A: Change Data Capture (CDC) is a real-time data integration technology that tracks and captures INSERT, UPDATE, and DELETE operations in source databases, then delivers incremental changes to target systems (data warehouses, lakes, microservices, etc.) without disrupting source database performance.
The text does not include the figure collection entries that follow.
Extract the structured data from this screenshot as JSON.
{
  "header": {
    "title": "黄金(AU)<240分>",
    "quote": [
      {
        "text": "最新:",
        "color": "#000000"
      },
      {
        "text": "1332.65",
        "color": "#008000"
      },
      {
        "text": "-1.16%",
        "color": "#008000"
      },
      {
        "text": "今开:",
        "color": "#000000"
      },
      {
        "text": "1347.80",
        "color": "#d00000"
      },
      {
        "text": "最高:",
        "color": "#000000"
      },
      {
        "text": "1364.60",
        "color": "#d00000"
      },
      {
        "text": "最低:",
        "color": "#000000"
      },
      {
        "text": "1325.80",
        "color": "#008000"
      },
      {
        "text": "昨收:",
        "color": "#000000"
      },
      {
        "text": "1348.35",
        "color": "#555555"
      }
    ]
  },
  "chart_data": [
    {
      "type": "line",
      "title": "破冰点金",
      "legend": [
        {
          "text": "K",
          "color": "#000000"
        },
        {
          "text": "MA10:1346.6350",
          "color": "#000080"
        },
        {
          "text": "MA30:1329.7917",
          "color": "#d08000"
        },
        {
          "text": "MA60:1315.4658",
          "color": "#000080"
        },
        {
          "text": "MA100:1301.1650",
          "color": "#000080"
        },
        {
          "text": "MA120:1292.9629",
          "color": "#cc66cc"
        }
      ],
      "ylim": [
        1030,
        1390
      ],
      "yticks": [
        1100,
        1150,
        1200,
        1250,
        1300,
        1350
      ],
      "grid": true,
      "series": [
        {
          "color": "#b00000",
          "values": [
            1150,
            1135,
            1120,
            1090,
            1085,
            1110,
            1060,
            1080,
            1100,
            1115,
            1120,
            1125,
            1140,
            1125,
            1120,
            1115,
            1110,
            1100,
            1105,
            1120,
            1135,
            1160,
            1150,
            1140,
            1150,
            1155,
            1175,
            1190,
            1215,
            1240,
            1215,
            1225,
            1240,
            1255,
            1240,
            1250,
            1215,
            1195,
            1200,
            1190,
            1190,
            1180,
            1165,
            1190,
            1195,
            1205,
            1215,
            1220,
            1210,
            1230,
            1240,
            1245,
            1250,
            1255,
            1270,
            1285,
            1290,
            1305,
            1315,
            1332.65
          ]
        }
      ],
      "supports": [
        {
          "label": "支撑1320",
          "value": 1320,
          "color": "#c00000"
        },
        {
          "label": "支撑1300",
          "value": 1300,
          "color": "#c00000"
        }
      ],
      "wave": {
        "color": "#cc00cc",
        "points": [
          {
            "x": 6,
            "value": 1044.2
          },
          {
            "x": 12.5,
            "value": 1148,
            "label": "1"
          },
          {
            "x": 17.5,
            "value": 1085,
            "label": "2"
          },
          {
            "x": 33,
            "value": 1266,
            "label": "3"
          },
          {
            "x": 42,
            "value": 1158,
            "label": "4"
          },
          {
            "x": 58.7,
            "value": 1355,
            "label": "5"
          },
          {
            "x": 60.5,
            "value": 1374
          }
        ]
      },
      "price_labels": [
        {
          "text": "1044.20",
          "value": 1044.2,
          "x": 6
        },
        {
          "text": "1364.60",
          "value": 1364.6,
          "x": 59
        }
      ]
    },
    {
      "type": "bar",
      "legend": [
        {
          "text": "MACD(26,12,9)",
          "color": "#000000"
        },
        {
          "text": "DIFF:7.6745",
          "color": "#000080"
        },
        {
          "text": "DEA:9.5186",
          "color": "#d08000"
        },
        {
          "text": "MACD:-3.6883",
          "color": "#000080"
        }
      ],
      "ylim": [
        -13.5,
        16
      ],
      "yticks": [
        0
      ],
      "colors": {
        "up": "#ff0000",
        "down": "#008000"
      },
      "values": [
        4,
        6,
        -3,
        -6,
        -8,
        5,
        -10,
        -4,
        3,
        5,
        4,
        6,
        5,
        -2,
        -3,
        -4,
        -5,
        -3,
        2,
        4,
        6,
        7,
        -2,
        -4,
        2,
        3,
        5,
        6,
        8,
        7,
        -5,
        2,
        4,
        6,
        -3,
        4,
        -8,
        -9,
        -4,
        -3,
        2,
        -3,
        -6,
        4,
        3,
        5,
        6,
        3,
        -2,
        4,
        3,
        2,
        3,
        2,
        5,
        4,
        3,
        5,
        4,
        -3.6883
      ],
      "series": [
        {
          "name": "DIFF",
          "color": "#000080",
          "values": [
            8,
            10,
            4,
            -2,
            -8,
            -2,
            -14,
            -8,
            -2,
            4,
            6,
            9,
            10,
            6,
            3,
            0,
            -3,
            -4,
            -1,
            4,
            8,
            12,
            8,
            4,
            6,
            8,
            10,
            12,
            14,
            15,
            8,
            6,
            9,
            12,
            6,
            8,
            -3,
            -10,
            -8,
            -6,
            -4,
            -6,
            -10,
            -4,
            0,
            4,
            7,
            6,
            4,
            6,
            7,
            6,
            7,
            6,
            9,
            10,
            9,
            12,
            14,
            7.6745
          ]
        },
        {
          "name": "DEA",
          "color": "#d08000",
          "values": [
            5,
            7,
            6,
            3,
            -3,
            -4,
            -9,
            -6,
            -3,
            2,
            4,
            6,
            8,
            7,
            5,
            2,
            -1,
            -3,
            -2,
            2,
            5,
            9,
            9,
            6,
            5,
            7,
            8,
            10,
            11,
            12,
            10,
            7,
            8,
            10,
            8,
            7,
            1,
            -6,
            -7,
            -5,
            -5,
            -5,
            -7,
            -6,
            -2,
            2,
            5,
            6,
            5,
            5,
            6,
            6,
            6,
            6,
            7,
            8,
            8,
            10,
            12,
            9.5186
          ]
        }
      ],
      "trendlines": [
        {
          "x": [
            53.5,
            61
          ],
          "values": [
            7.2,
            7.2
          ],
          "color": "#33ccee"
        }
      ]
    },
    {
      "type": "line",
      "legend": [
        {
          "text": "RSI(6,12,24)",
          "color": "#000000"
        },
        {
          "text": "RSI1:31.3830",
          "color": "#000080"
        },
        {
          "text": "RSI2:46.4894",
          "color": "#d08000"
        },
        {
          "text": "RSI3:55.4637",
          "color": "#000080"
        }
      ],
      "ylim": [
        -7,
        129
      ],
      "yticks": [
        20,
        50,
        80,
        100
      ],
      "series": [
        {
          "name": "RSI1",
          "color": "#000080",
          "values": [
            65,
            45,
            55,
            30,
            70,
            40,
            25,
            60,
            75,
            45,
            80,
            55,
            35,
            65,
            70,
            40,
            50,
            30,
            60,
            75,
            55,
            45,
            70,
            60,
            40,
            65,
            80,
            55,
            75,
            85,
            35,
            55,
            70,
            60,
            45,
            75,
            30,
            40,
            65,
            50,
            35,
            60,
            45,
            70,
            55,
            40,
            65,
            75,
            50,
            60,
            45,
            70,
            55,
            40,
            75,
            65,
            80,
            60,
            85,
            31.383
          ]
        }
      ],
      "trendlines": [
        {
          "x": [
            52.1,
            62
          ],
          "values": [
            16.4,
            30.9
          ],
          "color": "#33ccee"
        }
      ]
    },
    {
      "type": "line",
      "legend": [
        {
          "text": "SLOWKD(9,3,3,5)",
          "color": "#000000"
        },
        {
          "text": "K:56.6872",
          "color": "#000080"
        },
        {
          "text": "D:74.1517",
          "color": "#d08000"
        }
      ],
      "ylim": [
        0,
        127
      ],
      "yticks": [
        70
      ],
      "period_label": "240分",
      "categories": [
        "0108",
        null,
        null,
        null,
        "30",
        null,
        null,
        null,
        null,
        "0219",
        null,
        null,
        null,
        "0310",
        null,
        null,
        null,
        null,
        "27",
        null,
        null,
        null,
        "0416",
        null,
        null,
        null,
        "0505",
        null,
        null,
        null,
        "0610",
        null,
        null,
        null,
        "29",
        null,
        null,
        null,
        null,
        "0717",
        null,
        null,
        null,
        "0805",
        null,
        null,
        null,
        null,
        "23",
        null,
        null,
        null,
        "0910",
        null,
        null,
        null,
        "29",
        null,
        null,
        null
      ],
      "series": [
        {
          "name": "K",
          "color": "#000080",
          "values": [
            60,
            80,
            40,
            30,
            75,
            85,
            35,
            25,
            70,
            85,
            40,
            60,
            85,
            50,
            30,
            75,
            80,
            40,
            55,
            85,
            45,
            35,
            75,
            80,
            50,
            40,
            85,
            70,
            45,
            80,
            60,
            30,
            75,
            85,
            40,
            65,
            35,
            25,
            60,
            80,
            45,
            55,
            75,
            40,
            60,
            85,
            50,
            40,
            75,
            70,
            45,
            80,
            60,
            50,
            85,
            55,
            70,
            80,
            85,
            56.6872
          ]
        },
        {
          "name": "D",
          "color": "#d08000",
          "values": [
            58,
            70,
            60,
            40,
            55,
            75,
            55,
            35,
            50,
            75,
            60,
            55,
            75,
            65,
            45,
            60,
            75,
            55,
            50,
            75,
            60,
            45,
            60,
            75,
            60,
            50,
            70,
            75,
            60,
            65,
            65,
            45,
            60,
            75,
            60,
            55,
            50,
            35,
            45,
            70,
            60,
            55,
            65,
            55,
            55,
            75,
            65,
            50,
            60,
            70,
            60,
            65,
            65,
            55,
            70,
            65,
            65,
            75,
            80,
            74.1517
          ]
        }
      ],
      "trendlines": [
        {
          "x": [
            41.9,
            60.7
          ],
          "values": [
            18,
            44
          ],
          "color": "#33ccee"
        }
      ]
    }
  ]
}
It is critical because it eliminates the lag and resource overhead of traditional batch ETL, enabling real-time decision-making, zero-downtime cloud migrations, simplified compliance (GDPR/HIPAA/SOX), and faster response to market changes—core needs for data-driven enterprises in 2026.
Q2: How does CDC differ from traditional batch ETL/ELT, and which is better for my business?
A: The key difference lies in data freshness and source impact: Batch ETL extracts entire datasets at fixed intervals (e.g., nightly), causing stale data and high source database load from full table scans. CDC captures incremental changes in near-real time, reducing network/compute costs and ensuring up-to-date data. Choose CDC if your business requires real-time analytics, fraud detection, or seamless cloud migration; opt for batch ETL only for low-frequency, non-time-sensitive data sync (e.g., static reporting).
Conclusion
By capturing only what changes, change data capture technology reduces system load, improves data consistency, and powers faster decision-making across diverse environments.
Modern CDC solutions, like Info2Soft i2Stream, simplify deployment, support heterogeneous and hybrid environments, and ensure zero data loss, making them ideal for critical scenarios such as cloud migration, real-time analytics, and AI workflows.